Both layers must use the same CRS for distance calculations

If you calculate distance between two layers, align both to the same projected CRS first.

layer1 = layer1.to_crs("EPSG:32633")
layer2 = layer2.to_crs("EPSG:32633")

Multipolygon and multiline geometries

Multipart geometries still work with .area and .length. The result is the total area or total length of the full geometry.

Large study areas need careful CRS selection

A single local projected CRS may work well for one city or region but perform poorly across a continent. If you are measuring over large areas, choose a CRS designed for that extent and purpose. For some large-extent workflows, a geodesic approach may be more appropriate than using one projected CRS for everything.

Geometry validity can affect results

Invalid polygons can produce unreliable area values.
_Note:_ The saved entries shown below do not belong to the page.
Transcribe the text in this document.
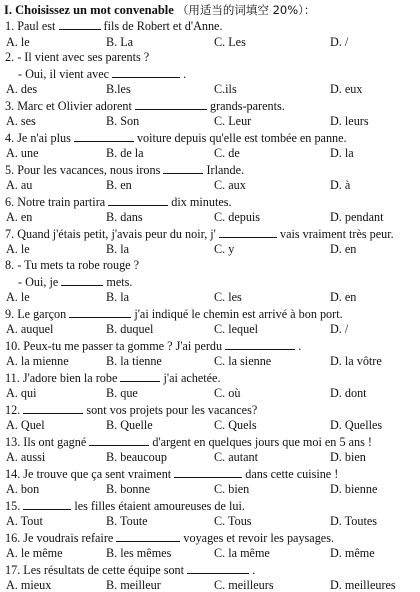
I. Choisissez un mot convenable （用适当的词填空 20%）：
1. Paul est	fils de Robert et d'Anne.
A. le	B. La	C. Les	D. /
2. - Il vient avec ses parents ?
- Oui, il vient avec	.
A. des	B.les	C.ils	D. eux
3. Marc et Olivier adorent	grands-parents.
A. ses	B. Son	C. Leur	D. leurs
4. Je n'ai plus	voiture depuis qu'elle est tombée en panne.
A. une	B. de la	C. de	D. la
5. Pour les vacances, nous irons	Irlande.
A. au	B. en	C. aux	D. à
6. Notre train partira	dix minutes.
A. en	B. dans	C. depuis	D. pendant
7. Quand j'étais petit, j'avais peur du noir, j'	vais vraiment très peur.
A. le	B. la	C. y	D. en
8. - Tu mets ta robe rouge ?
- Oui, je	mets.
A. le	B. la	C. les	D. en
9. Le garçon	j'ai indiqué le chemin est arrivé à bon port.
A. auquel	B. duquel	C. lequel	D. /
10. Peux-tu me passer ta gomme ? J'ai perdu	.
A. la mienne	B. la tienne	C. la sienne	D. la vôtre
11. J'adore bien la robe	j'ai achetée.
A. qui	B. que	C. où	D. dont
12.	sont vos projets pour les vacances?
A. Quel	B. Quelle	C. Quels	D. Quelles
13. Ils ont gagné	d'argent en quelques jours que moi en 5 ans !
A. aussi	B. beaucoup	C. autant	D. bien
14. Je trouve que ça sent vraiment	dans cette cuisine !
A. bon	B. bonne	C. bien	D. bienne
15.	les filles étaient amoureuses de lui.
A. Tout	B. Toute	C. Tous	D. Toutes
16. Je voudrais refaire	voyages et revoir les paysages.
A. le même	B. les mêmes	C. la même	D. même
17. Les résultats de cette équipe sont	.
A. mieux	B. meilleur	C. meilleurs	D. meilleures
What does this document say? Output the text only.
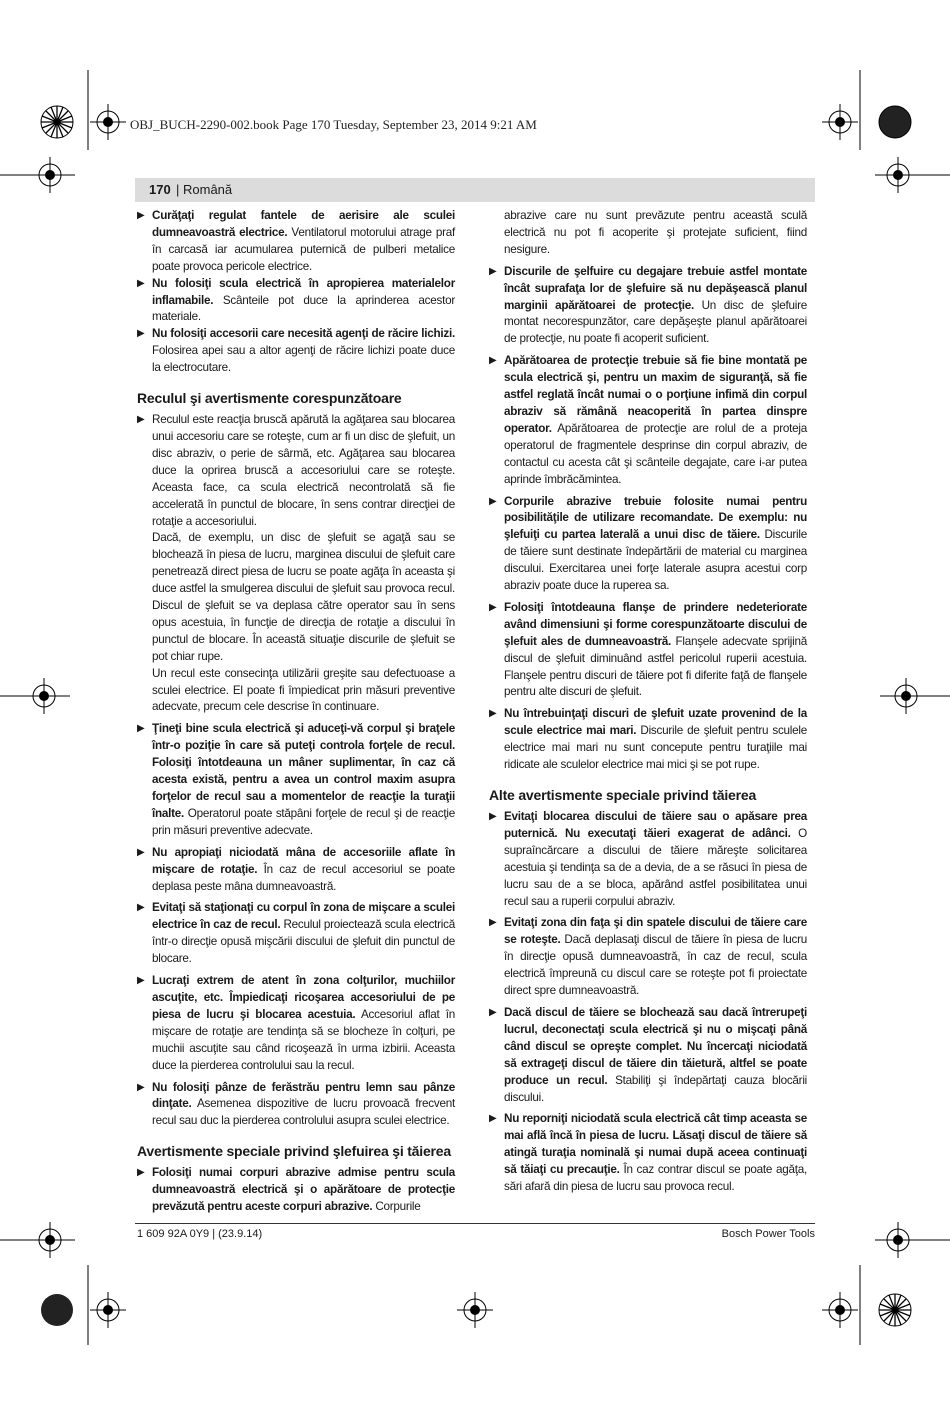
OBJ_BUCH-2290-002.book Page 170 Tuesday, September 23, 2014 9:21 AM
170 | Română
▶ Curăţaţi regulat fantele de aerisire ale sculei dumneavoastră electrice. Ventilatorul motorului atrage praf în carcasă iar acumularea puternică de pulberi metalice poate provoca pericole electrice.
▶ Nu folosiţi scula electrică în apropierea materialelor inflamabile. Scânteile pot duce la aprinderea acestor materiale.
▶ Nu folosiţi accesorii care necesită agenţi de răcire lichizi. Folosirea apei sau a altor agenţi de răcire lichizi poate duce la electrocutare.
Reculul şi avertismente corespunzătoare
▶ Reculul este reacţia bruscă apărută la agăţarea sau blocarea unui accesoriu care se roteşte, cum ar fi un disc de şlefuit, un disc abraziv, o perie de sârmă, etc. Agăţarea sau blocarea duce la oprirea bruscă a accesoriului care se roteşte. Aceasta face, ca scula electrică necontrolată să fie accelerată în punctul de blocare, în sens contrar direcţiei de rotaţie a accesoriului.
Dacă, de exemplu, un disc de şlefuit se agaţă sau se blochează în piesa de lucru, marginea discului de şlefuit care penetrează direct piesa de lucru se poate agăţa în aceasta şi duce astfel la smulgerea discului de şlefuit sau provoca recul. Discul de şlefuit se va deplasa către operator sau în sens opus acestuia, în funcţie de direcţia de rotaţie a discului în punctul de blocare. În această situaţie discurile de şlefuit se pot chiar rupe.
Un recul este consecinţa utilizării greşite sau defectuoase a sculei electrice. El poate fi împiedicat prin măsuri preventive adecvate, precum cele descrise în continuare.
▶ Ţineţi bine scula electrică şi aduceţi-vă corpul şi braţele într-o poziţie în care să puteţi controla forţele de recul. Folosiţi întotdeauna un mâner suplimentar, în caz că acesta există, pentru a avea un control maxim asupra forţelor de recul sau a momentelor de reacţie la turaţii înalte. Operatorul poate stăpâni forţele de recul şi de reacţie prin măsuri preventive adecvate.
▶ Nu apropiaţi niciodată mâna de accesoriile aflate în mişcare de rotaţie. În caz de recul accesoriul se poate deplasa peste mâna dumneavoastră.
▶ Evitaţi să staţionaţi cu corpul în zona de mişcare a sculei electrice în caz de recul. Reculul proiectează scula electrică într-o direcţie opusă mişcării discului de şlefuit din punctul de blocare.
▶ Lucraţi extrem de atent în zona colţurilor, muchiilor ascuţite, etc. Împiedicaţi ricoşarea accesoriului de pe piesa de lucru şi blocarea acestuia. Accesoriul aflat în mişcare de rotaţie are tendinţa să se blocheze în colţuri, pe muchii ascuţite sau când ricoşează în urma izbirii. Aceasta duce la pierderea controlului sau la recul.
▶ Nu folosiţi pânze de ferăstrău pentru lemn sau pânze dinţate. Asemenea dispozitive de lucru provoacă frecvent recul sau duc la pierderea controlului asupra sculei electrice.
Avertismente speciale privind şlefuirea şi tăierea
▶ Folosiţi numai corpuri abrazive admise pentru scula dumneavoastră electrică şi o apărătoare de protecţie prevăzută pentru aceste corpuri abrazive. Corpurile
abrazive care nu sunt prevăzute pentru această sculă electrică nu pot fi acoperite şi protejate suficient, fiind nesigure.
▶ Discurile de şelfuire cu degajare trebuie astfel montate încât suprafaţa lor de şlefuire să nu depăşească planul marginii apărătoarei de protecţie. Un disc de şlefuire montat necorespunzător, care depăşeşte planul apărătoarei de protecţie, nu poate fi acoperit suficient.
▶ Apărătoarea de protecţie trebuie să fie bine montată pe scula electrică şi, pentru un maxim de siguranţă, să fie astfel reglată încât numai o o porţiune infimă din corpul abraziv să rămână neacoperită în partea dinspre operator. Apărătoarea de protecţie are rolul de a proteja operatorul de fragmentele desprinse din corpul abraziv, de contactul cu acesta cât şi scânteile degajate, care i-ar putea aprinde îmbrăcămintea.
▶ Corpurile abrazive trebuie folosite numai pentru posibilităţile de utilizare recomandate. De exemplu: nu şlefuiţi cu partea laterală a unui disc de tăiere. Discurile de tăiere sunt destinate îndepărtării de material cu marginea discului. Exercitarea unei forţe laterale asupra acestui corp abraziv poate duce la ruperea sa.
▶ Folosiţi întotdeauna flanşe de prindere nedeteriorate având dimensiuni şi forme corespunzătoarte discului de şlefuit ales de dumneavoastră. Flanşele adecvate sprijină discul de şlefuit diminuând astfel pericolul ruperii acestuia. Flanşele pentru discuri de tăiere pot fi diferite faţă de flanşele pentru alte discuri de şlefuit.
▶ Nu întrebuinţaţi discuri de şlefuit uzate provenind de la scule electrice mai mari. Discurile de şlefuit pentru sculele electrice mai mari nu sunt concepute pentru turaţiile mai ridicate ale sculelor electrice mai mici şi se pot rupe.
Alte avertismente speciale privind tăierea
▶ Evitaţi blocarea discului de tăiere sau o apăsare prea puternică. Nu executaţi tăieri exagerat de adânci. O supraîncărcare a discului de tăiere măreşte solicitarea acestuia şi tendinţa sa de a devia, de a se răsuci în piesa de lucru sau de a se bloca, apărând astfel posibilitatea unui recul sau a ruperii corpului abraziv.
▶ Evitaţi zona din faţa şi din spatele discului de tăiere care se roteşte. Dacă deplasaţi discul de tăiere în piesa de lucru în direcţie opusă dumneavoastră, în caz de recul, scula electrică împreună cu discul care se roteşte pot fi proiectate direct spre dumneavoastră.
▶ Dacă discul de tăiere se blochează sau dacă întrerupeţi lucrul, deconectaţi scula electrică şi nu o mişcaţi până când discul se opreşte complet. Nu încercaţi niciodată să extrageţi discul de tăiere din tăietură, altfel se poate produce un recul. Stabiliţi şi îndepărtaţi cauza blocării discului.
▶ Nu reporniţi niciodată scula electrică cât timp aceasta se mai află încă în piesa de lucru. Lăsaţi discul de tăiere să atingă turaţia nominală şi numai după aceea continuaţi să tăiaţi cu precauţie. În caz contrar discul se poate agăţa, sări afară din piesa de lucru sau provoca recul.
1 609 92A 0Y9 | (23.9.14)	Bosch Power Tools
If results look wrong, check geometry validity.

invalid = ~gdf.geometry.is_valid
print(gdf[invalid])

If needed, repair invalid geometries before measurement.

Internal links

For the CRS background behind this workflow, see Geographic vs Projected CRS in GeoPandas.

If you need the reprojection step itself, read How to Reproject Spatial Data in Python (GeoPandas).

For line-specific measurement workflows, see How to Calculate Line Length in GeoPandas.

If your numbers still look incorrect, check Why GeoPandas Area or Distance Values Are Wrong.

FAQ

How do I calculate area in GeoPandas in square meters?

Reproject your polygon layer to a projected CRS that uses meters, then use .area.

gdf_proj = gdf.to_crs("EPSG:32633")
gdf_proj["area_m2"] = gdf_proj.area

Why is GeoPandas giving incorrect area or distance values?

The most common reason is that your data is in a geographic CRS such as EPSG:4326. In that case, coordinates are in degrees, so area and distance calculations are not in meters.

What CRS should I use to calculate distance in GeoPandas?

Use a projected CRS appropriate for your study area. For regional work, a local UTM zone is often a practical choice. For country-scale or area-focused analysis, a national or equal-area CRS may be better.

Do both GeoDataFrames need the same CRS for .distance()?

Yes. Both layers should be in the same projected CRS before running .distance() or nearest-distance workflows.

Can I calculate area directly in EPSG:4326?

You can, but the result will not be a reliable real-world area measurement. For correct values, reproject first.